In 2012, Congress passed the Magnitsky Act, which barred 18 Russians connected with the suspicious death of jailed Russian whistle-blower Sergei Magnitsky from entering this country. In essence, this law punishes the Russians for human rights abuses. The Obama administration opposed the bill, preferring to use methods that would not publicly embarrass the Russians and provoke them into another cycle of retaliation, which is precisely what did occur. They blacklisted 18 Americans and blocked all U.S. adoptions of Russian children, claiming that adoptees were routinely mistreated and that at least one had died from abuse. In addition, Russia's anti-gay legislation has drawn fire from most of the world's democracies.

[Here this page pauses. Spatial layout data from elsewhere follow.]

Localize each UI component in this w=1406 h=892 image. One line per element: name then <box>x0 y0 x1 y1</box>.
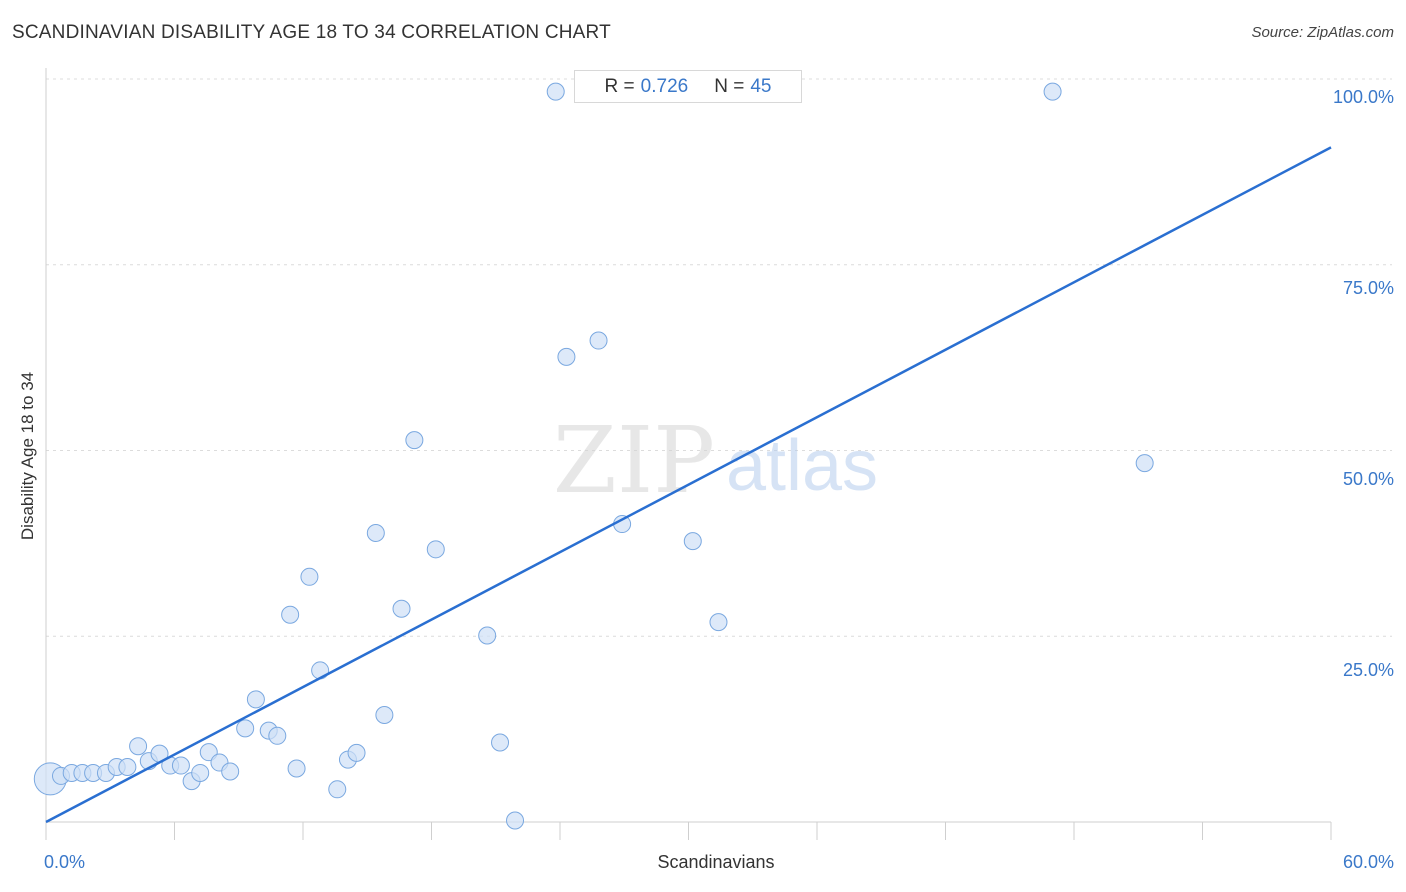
data-point-44 <box>1135 454 1154 473</box>
trend-line <box>45 146 1332 824</box>
y-tick-label-100: 100.0% <box>1332 87 1394 107</box>
correlation-stats-box: R = 0.726 N = 45 <box>574 70 802 103</box>
source-label: Source: ZipAtlas.com <box>1251 24 1394 41</box>
axes <box>45 68 1332 840</box>
data-point-26 <box>328 780 347 799</box>
watermark-atlas: atlas <box>726 426 878 506</box>
data-point-19 <box>246 690 265 709</box>
data-point-34 <box>478 626 497 645</box>
x-tick-label-max: 60.0% <box>1342 852 1394 872</box>
data-point-38 <box>557 347 576 366</box>
r-label: R = <box>604 75 635 97</box>
y-tick-label-75: 75.0% <box>1342 278 1394 298</box>
data-point-32 <box>405 431 424 450</box>
data-point-14 <box>191 763 210 782</box>
watermark: ZIP atlas <box>553 407 878 514</box>
data-point-12 <box>171 756 190 775</box>
data-point-36 <box>506 811 525 830</box>
n-value: 45 <box>750 75 772 97</box>
x-axis-title: Scandinavians <box>657 852 775 872</box>
y-axis-title: Disability Age 18 to 34 <box>18 371 37 541</box>
y-tick-label-25: 25.0% <box>1342 660 1394 680</box>
data-point-31 <box>392 599 411 618</box>
data-point-7 <box>118 758 137 777</box>
data-point-37 <box>546 82 565 101</box>
trendline <box>45 146 1332 824</box>
data-point-35 <box>491 733 510 752</box>
n-label: N = <box>714 75 745 97</box>
chart-title: SCANDINAVIAN DISABILITY AGE 18 TO 34 COR… <box>12 22 611 43</box>
data-point-33 <box>426 540 445 559</box>
data-point-24 <box>300 567 319 586</box>
data-point-22 <box>281 605 300 624</box>
data-point-29 <box>366 523 385 542</box>
data-point-42 <box>709 613 728 632</box>
data-point-18 <box>236 719 255 738</box>
data-point-21 <box>268 726 287 745</box>
data-point-30 <box>375 706 394 725</box>
data-point-43 <box>1043 82 1062 101</box>
data-point-8 <box>129 737 148 756</box>
data-point-23 <box>287 759 306 778</box>
data-point-25 <box>311 661 330 680</box>
gridlines <box>46 78 1392 637</box>
y-tick-label-50: 50.0% <box>1342 469 1394 489</box>
data-point-39 <box>589 331 608 350</box>
data-point-28 <box>347 743 366 762</box>
data-point-17 <box>221 762 240 781</box>
data-point-41 <box>683 532 702 551</box>
x-tick-label-min: 0.0% <box>44 852 86 872</box>
r-value: 0.726 <box>640 75 689 97</box>
data-points <box>33 82 1154 830</box>
watermark-zip: ZIP <box>553 407 715 514</box>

These and many other events highlight an increase in tensions between the two countries. It seems that a large portion of that increase is attributable directly to Putin himself. His presidency is built on what Obama described as "more rhetoric on the Russian side that was anti-American, that played into some of the old stereotypes about the Cold War contest between the United States and Russia."
Several concrete issues, such as arms reduction or cooperation on dealing with terrorism, are being discussed at the ministerial level between secretaries John Kerry and Chuck Hagel and their Russian counterparts. At least at this level, diplomats are trying to give the impression of business-as-usual; foreign minister Sergei Lavrov tried to spin Obama's cancellation by saying that the one-on-one meeting had merely been "postponed."
Perhaps Putin's rhetoric is directed toward a Russian domestic audience to build up support for what seems to be his cult of personality. Maybe he sees relations between the two countries as a zero-sum game, where one side's wins come at the other's expense. It's tough to know just what the former KGB officer's real motives are. But whatever they are, it is to everyone's advantage for cooperation between the United States and Russia to be more than cosmetic.